According to a new study published in the journal PLOS ONE in March, all the 29 clay footprints, which were discovered at the shoreline Calvert Island in British Columbia, belonged to two adults and a child.
Researchers made this significant finding on Calvert Island, located off the western coast of British Columbia, which is about 62 miles (100 kilometers) north of Vancouver Island.
Lead author of the study Duncan McLaren, an anthropologist at the Hakai Institute and the University of Victoria in Canada, wrote in the paper, "In addition to the 29 individual footprints, we found evidence of other partial footprint-like depressions, but over-trampling had rendered them only barely discernible. For this reason, many could not be recorded in detail or with confidence and are not included in the total number of tracks discovered."
McLaren and his colleagues are said to have discovered the first footprint in 2014 while digging for sediments beneath Calvert Island's beach sands.

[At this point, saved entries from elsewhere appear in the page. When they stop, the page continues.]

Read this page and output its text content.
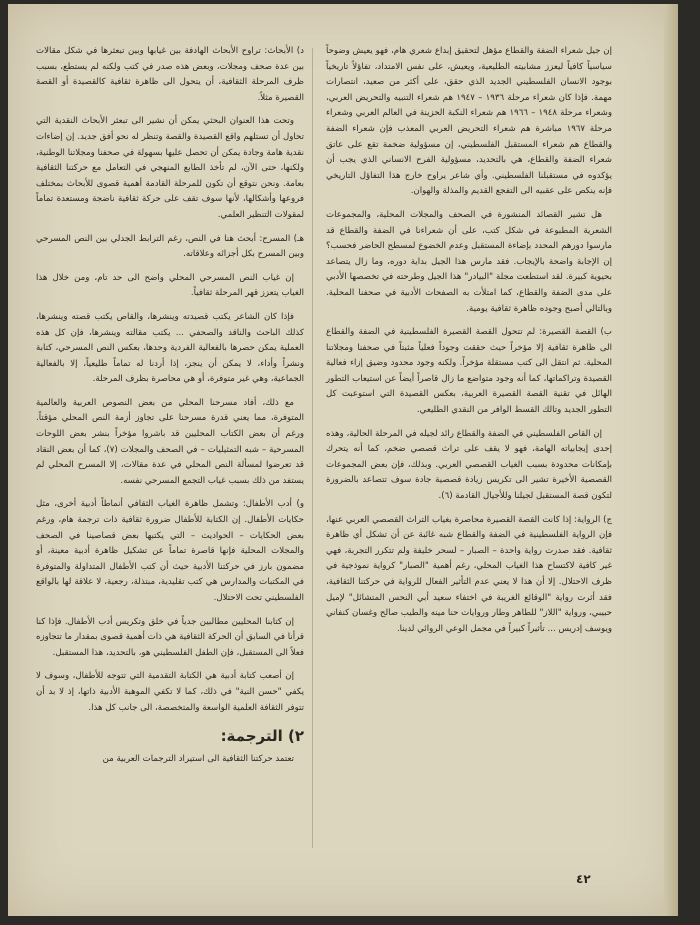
إن جيل شعراء الضفة والقطاع مؤهل لتحقيق إبداع شعري هام، فهو يعيش وضوحاً سياسياً كافياً ليعزز مشابيته الطليعية، ويعيش، على نفس الامتداد، تفاؤلاً تاريخياً بوجود الانسان الفلسطيني الجديد الذي حقق، على أكثر من صعيد، انتصارات مهمة. فإذا كان شعراء مرحلة ١٩٣٦ – ١٩٤٧ هم شعراء التنبيه والتحريض العربي، وشعراء مرحلة ١٩٤٨ – ١٩٦٦ هم شعراء النكبة الحزينة في العالم العربي وشعراء مرحلة ١٩٦٧ مباشرة هم شعراء التحريض العربي المعذب فإن شعراء الضفة والقطاع هم شعراء المستقبل الفلسطيني، إن مسؤولية ضخمة تقع على عاتق شعراء الضفة والقطاع، هي بالتحديد، مسؤولية الفرح الانساني الذي يجب أن يؤكدوه في مستقبلنا الفلسطيني. وأي شاعر يراوح خارج هذا التفاؤل التاريخي فإنه ينكص على عقبيه الى التفجع القديم والمذلة والهوان.

هل تشير القصائد المنشورة في الصحف والمجلات المحلية، والمجموعات الشعرية المطبوعة في شكل كتب، على أن شعراءنا في الضفة والقطاع قد مارسوا دورهم المحدد بإضاءة المستقبل وعدم الخضوع لمسطح الحاضر فحسب؟ إن الإجابة واضحة بالإيجاب. فقد مارس هذا الجيل بداية دوره، وما زال يتصاعد بحيوية كبيرة. لقد استطعت مجلة "البيادر" هذا الجيل وطرحته في تخصصها الأدبي على مدى الضفة والقطاع، كما امتلأت به الصفحات الأدبية في صحفنا المحلية. وبالتالي أصبح وجوده ظاهرة ثقافية يومية.

ب) القصة القصيرة: لم تتحول القصة القصيرة الفلسطينية في الضفة والقطاع الى ظاهرة ثقافية إلا مؤخراً حيث حققت وجوداً فعلياً مثبتاً في صحفنا ومجلاتنا المحلية. ثم انتقل الى كتب مستقلة مؤخراً. ولكنه وجود محدود وضيق إزاء فعالية القصيدة وتراكماتها، كما أنه وجود متواضع ما زال قاصراً أيضاً عن استيعاب التطور الهائل في تقنية القصة القصيرة العربية، بعكس القصيدة التي استوعبت كل التطور الجديد وتالك القسط الوافر من النقدي الطليعي.

إن القاص الفلسطيني في الضفة والقطاع رائد لجيله في المرحلة الحالية، وهذه إحدى إيجابياته الهامة، فهو لا يقف على تراث قصصي ضخم، كما أنه يتحرك بإمكانات محدودة بسبب الغياب القصصي العربي. وبذلك، فإن بعض المجموعات القصصية الأخيرة تشير الى تكريس زيادة قصصية جادة سوف تتصاعد بالضرورة لتكون قصة المستقبل لجيلنا وللأجيال القادمة (٦).

ج) الرواية: إذا كانت القصة القصيرة محاصرة بغياب التراث القصصي العربي عنها، فإن الرواية الفلسطينية في الضفة والقطاع شبه غائبة عن أن تشكل أي ظاهرة ثقافية. فقد صدرت رواية واحدة – الصبار – لسحر خليفة ولم تتكرر التجربة، فهي غير كافية لاكتساح هذا الغياب المحلي، رغم أهمية "الصبار" كرواية نموذجية في ظرف الاحتلال. إلا أن هذا لا يعني عدم التأثير الفعال للرواية في حركتنا الثقافية، فقد أثرت رواية "الوقائع الغريبة في اختفاء سعيد أبي النحس المتشائل" لإميل حبيبي، ورواية "اللاز" للطاهر وطار وروايات حنا مينه والطيب صالح وغسان كنفاني ويوسف إدريس ... تأثيراً كبيراً في مجمل الوعي الروائي لدينا.

د) الأبحاث: تراوح الأبحاث الهادفة بين غيابها وبين تبعثرها في شكل مقالات بين عدة صحف ومجلات، وبعض هذه صدر في كتب ولكنه لم يستطع، بسبب ظرف المرحلة الثقافية، أن يتحول الى ظاهرة ثقافية كالقصيدة أو القصة القصيرة مثلاً.

وتحت هذا العنوان البحثي يمكن أن نشير الى تبعثر الأبحاث النقدية التي تحاول أن تستلهم واقع القصيدة والقصة وتنظر له نحو أفق جديد. إن إضاءات نقدية هامة وجادة يمكن أن تحصل عليها بسهولة في صحفنا ومجلاتنا الوطنية، ولكنها، حتى الآن، لم تأخذ الطابع المنهجي في التعامل مع حركتنا الثقافية بعامة. ونحن نتوقع أن تكون للمرحلة القادمة أهمية قصوى للأبحاث بمختلف فروعها وأشكالها، لأنها سوف تقف على حركة ثقافية ناضجة ومستعدة تماماً لمقولات التنظير العلمي.

هـ) المسرح: أبحث هنا في النص، رغم الترابط الجدلي بين النص المسرحي وبين المسرح بكل أجزائه وعلاقاته.

إن غياب النص المسرحي المحلي واضح الى حد تام، ومن خلال هذا الغياب يتعزز قهر المرحلة ثقافياً.

فإذا كان الشاعر يكتب قصيدته وينشرها، والقاص يكتب قصته وينشرها، كذلك الباحث والناقد والصحفي ... يكتب مقالته وينشرها، فإن كل هذه العملية يمكن حصرها بالفعالية الفردية وحدها، بعكس النص المسرحي، كتابة ونشراً وأداء، لا يمكن أن ينجز، إذا أردنا له تماماً طليعياً، إلا بالفعالية الجماعية، وهي غير متوفرة، أو هي محاصرة بظرف المرحلة.

مع ذلك، أفاد مسرحنا المحلي من بعض النصوص العربية والعالمية المتوفرة، مما يعني قدرة مسرحنا على تجاوز أزمة النص المحلي مؤقتاً. ورغم أن بعض الكتاب المحليين قد باشروا مؤخراً بنشر بعض اللوحات المسرحية – شبه التمثيليات – في الصحف والمجلات (٧)، كما أن بعض النقاد قد تعرضوا لمسألة النص المحلي في عدة مقالات، إلا المسرح المحلي لم يستفد من ذلك بسبب غياب التجمع المسرحي نفسه.

و) أدب الأطفال: وتشمل ظاهرة الغياب الثقافي أنماطاً أدبية أخرى، مثل حكايات الأطفال. إن الكتابة للأطفال ضرورة ثقافية ذات ترجمة هام، ورغم بعض الحكايات – الحواديت – التي يكتبها بعض قصاصينا في الصحف والمجلات المحلية فإنها قاصرة تماماً عن تشكيل ظاهرة أدبية معينة، أو مضمون بارز في حركتنا الأدبية حيث أن كتب الأطفال المتداولة والمتوفرة في المكتبات والمدارس هي كتب تقليدية، مبتذلة، رجعية، لا علاقة لها بالواقع الفلسطيني تحت الاحتلال.

إن كتابنا المحليين مطالبين جدياً في خلق وتكريس أدب الأطفال. فإذا كنا قرأنا في السابق أن الحركة الثقافية هي ذات أهمية قصوى بمقدار ما تتجاوزه فعلاً الى المستقبل، فإن الطفل الفلسطيني هو، بالتحديد، هذا المستقبل.

إن أصعب كتابة أدبية هي الكتابة التقدمية التي تتوجه للأطفال، وسوف لا يكفي "حسن النية" في ذلك، كما لا تكفي الموهبة الأدبية ذاتها، إذ لا بد أن تتوفر الثقافة العلمية الواسعة والمتخصصة، الى جانب كل هذا.

٢) الترجمة:

تعتمد حركتنا الثقافية الى استيراد الترجمات العربية من

٤٢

"As this island would only have been accessible by watercraft 13,000 years ago," McLaren told The New York Times. "It implies that the people who left the footprints were seafarers who used boats to get around, gather and hunt for food and live and explore the islands."
Do these footprints provide any insights?
McLaren was quoted as saying by The New York Times report, "This provides evidence that people were inhabiting the region at the end of the last ice age. It is possible that the coast was one of the means by which people entered the Americas at that time."
Michael Petraglia, an archaeologist from the Max Planck Institute for the Science of Human History in Germany, who is not involved in the research, told The New York Times, "It's not only the footprints themselves that are spectacular and so rare in archaeological context, but also the age of the site. It suggests an early entrance into the Americas."
Previously, several artifacts from the Pleistocene Epoch were discovered in different places in Canada like Charlie Lake Cave in British Columbia, Vermillion Lakes in Alberta. But evidence of human footprints from the last ice age is quite rare and new. Pleistocene Epoch or the last ice age started about two-and-a-half-million-years ago.